Aqui termina o livro.Uma colcha de retalhos, como diz o título. Fala a correr do menino da "tia"Judite, todo ele em estilo coloquial, de quem está conversando com ele próprio. E havia tanto a falar desse tempo. Fala de Lisboa, também correndo, como se quisesse chegar depressa a algum lugar. Acho que fui sempre assim na vida.
Vivendo os momentos, como se a vida fosse terminar no outro dia. Com a intensidade possível; como alguém que espera um sonho maior ao acordar no dia seguinte.

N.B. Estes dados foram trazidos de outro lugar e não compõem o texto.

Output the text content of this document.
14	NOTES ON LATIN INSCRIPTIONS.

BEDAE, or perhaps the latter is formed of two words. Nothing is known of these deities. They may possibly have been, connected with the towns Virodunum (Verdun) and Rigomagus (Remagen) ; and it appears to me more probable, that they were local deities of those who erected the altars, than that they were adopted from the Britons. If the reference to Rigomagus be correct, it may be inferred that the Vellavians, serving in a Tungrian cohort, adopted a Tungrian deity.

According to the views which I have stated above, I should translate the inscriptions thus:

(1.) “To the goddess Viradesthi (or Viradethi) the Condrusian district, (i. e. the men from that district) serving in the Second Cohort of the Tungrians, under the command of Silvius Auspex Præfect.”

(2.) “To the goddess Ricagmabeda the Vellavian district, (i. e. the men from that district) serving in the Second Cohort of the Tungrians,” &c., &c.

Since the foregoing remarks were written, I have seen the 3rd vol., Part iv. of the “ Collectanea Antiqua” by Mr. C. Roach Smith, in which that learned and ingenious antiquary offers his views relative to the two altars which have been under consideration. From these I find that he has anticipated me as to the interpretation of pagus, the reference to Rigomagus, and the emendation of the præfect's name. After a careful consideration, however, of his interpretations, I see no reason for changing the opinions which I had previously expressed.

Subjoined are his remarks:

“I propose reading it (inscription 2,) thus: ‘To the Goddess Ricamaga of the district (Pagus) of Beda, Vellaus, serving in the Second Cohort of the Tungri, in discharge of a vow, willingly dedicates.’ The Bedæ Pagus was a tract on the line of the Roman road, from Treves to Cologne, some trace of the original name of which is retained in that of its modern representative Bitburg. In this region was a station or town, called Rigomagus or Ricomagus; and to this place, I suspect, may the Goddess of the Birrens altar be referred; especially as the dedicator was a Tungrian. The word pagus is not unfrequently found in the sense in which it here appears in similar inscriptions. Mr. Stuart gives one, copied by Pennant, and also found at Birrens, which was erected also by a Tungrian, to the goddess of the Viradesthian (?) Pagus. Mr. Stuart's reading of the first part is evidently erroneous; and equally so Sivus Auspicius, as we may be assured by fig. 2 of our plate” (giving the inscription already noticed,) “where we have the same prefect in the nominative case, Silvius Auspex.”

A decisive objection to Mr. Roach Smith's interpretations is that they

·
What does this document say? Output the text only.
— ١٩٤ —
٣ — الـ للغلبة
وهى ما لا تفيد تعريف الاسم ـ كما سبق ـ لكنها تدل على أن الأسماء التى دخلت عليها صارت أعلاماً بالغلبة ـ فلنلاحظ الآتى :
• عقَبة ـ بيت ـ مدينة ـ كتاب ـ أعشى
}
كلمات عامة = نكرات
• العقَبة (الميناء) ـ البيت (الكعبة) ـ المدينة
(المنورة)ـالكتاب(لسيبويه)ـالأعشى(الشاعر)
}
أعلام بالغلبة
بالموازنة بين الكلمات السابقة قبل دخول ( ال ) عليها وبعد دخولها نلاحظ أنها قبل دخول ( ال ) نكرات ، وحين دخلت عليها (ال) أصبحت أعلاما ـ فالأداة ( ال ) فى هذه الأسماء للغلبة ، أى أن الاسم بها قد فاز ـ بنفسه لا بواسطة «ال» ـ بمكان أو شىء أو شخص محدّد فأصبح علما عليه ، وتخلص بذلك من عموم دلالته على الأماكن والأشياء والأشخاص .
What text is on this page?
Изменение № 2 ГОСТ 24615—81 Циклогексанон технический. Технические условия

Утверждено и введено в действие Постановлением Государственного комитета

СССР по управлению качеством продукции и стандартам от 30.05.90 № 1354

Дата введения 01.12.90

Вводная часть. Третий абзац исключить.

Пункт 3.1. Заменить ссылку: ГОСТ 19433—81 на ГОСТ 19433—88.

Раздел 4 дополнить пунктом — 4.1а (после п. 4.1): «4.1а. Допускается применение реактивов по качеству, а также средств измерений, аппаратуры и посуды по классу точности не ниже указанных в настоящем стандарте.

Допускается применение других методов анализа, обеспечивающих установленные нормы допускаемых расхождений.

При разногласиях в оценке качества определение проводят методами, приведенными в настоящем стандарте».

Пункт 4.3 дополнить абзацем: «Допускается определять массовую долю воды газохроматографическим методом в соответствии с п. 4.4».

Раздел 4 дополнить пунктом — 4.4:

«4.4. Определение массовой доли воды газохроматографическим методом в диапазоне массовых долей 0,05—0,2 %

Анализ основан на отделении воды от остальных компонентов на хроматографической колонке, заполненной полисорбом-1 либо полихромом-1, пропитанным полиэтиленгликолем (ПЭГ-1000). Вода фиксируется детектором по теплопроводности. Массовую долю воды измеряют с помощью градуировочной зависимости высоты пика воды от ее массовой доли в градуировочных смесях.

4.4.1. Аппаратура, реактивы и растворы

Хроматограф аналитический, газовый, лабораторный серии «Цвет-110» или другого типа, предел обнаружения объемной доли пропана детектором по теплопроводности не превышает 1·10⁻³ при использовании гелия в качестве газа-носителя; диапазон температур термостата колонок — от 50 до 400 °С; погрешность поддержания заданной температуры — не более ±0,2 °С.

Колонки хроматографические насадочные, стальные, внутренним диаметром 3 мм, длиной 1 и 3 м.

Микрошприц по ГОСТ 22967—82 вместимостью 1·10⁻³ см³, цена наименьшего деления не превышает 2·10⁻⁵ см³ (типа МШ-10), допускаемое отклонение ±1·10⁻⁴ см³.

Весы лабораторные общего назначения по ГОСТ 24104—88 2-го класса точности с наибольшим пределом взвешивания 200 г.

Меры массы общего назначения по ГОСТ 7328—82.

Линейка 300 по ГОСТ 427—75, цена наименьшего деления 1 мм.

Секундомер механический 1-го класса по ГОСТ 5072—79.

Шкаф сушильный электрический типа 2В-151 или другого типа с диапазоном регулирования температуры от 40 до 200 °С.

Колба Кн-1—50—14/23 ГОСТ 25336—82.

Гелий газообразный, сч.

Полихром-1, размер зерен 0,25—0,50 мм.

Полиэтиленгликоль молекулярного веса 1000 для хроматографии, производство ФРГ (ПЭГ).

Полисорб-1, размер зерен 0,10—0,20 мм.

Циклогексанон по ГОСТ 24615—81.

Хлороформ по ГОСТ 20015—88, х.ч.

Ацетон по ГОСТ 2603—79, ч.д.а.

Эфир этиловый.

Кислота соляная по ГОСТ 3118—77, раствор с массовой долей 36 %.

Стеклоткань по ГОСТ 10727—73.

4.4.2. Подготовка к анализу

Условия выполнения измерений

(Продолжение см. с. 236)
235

E o encontra e o realiza com toda a paixão e fogo de que é possuidor, mas também com a pressa urgente de chegar ao sonho novo, que o amanhã lhe trará.
Fui assim com tudo. Odiando o tédio da coisa repetida; procurando em cada dia a garantia de um amanhã diferente. E talvez só isso possa explicar o porquê de tantas testemunhas, presenças na minha vida.
É a outra imagem de mim, a que me habituei a chamar de Marcos Leal. Poeta, caçador de sensações. Que é feliz hoje em África, enquanto sonha estar amanhã no outro lado do mundo. Que viveu correndo, sem se fixar a coisa nenhuma, nem a ninguém.Esse é que foi o que amou as tempestades, que ia sempre procurar mais longe. Sofrendo com a dor de perder o amor que sentia, mas que partia à procura do amor que adivinhavaestar esperando por ele, no dia seguinte.
Talvez fosse ele que devesse ter escrito a história da sua vida e não eu. A vida dele foi sem dúvida mais interessante, mais cheia de aventura, mais cheia de mulheres bonitas. Enquanto eu, sou um chato. Que ama seus amigos com uma imensa devoção. Que ama a sua família e é fiel a quem ama. Que ama a Pátria onde nasceu um dia, e tudo faz para a honrar e engrandecer, onde quer que esteja.
O Marcos Leal não tem família e não tem Pátria. Ama a quem ama, com imensa intensidade. e se ama a Portugal, da forma como ama, não é porque o sinta Pátria, mas porque o sinta amante. E a família é para ele só e exclusivamente cumplicidade Eu que me preocupe com as regras do não mentir, do cumprir tudo o que se promete, de não falhar com os amigos, de estudar, de ler, tomar banho todos os dias, tirar os cotovelos de cima da mesa às refeições. A relação dele com os filhos é só cumplicidade.
E foi, nesta dualidade entre a responsabilidade e a procura, que fui percorrendo a estrada que estava à minha espera, desde o princípio do sonho e da vida. Com altos e baixos, como costuma acontecer com as estradas. Mas também com muita coerência.
_ Se fui feliz? Se ser feliz é juntar todos os momentos de felicidade, então eu diria que sim; fui muito feliz. Fui feliz, até, quantas vezes, na própria dor, já que até para ser feliz é preciso ter vocação. Todos nós conhecemos pessoas que já nasceram com 200 anos de idade, incapazes de sonhar ou realizar coisas novas. Que se sentam a uma mesa na noite de Natal e começam: - "Será que o peru não vai fazer-me mal? E essa fafofa, não irá provocar-me azia?"
São todos aqueles que toma calmante na noite de núpcias, com medo de ter insônia. Não poderão ser felizes nunca, até porque lhes falta vocação.
A minha mãe é que estava certa:
_ Filho, agradece sempre a Deus o teres nascido. Ele foi tão bom para ti.
E foi.

Rodrigo Leal Rodrigues

( aquele que não canso de homenagear - Cecília)

Monday, February 09, 2009

Metamorfose

Por que os clássicos são pessimistas? Seria o trágico uma moda? Três mil anos de moda?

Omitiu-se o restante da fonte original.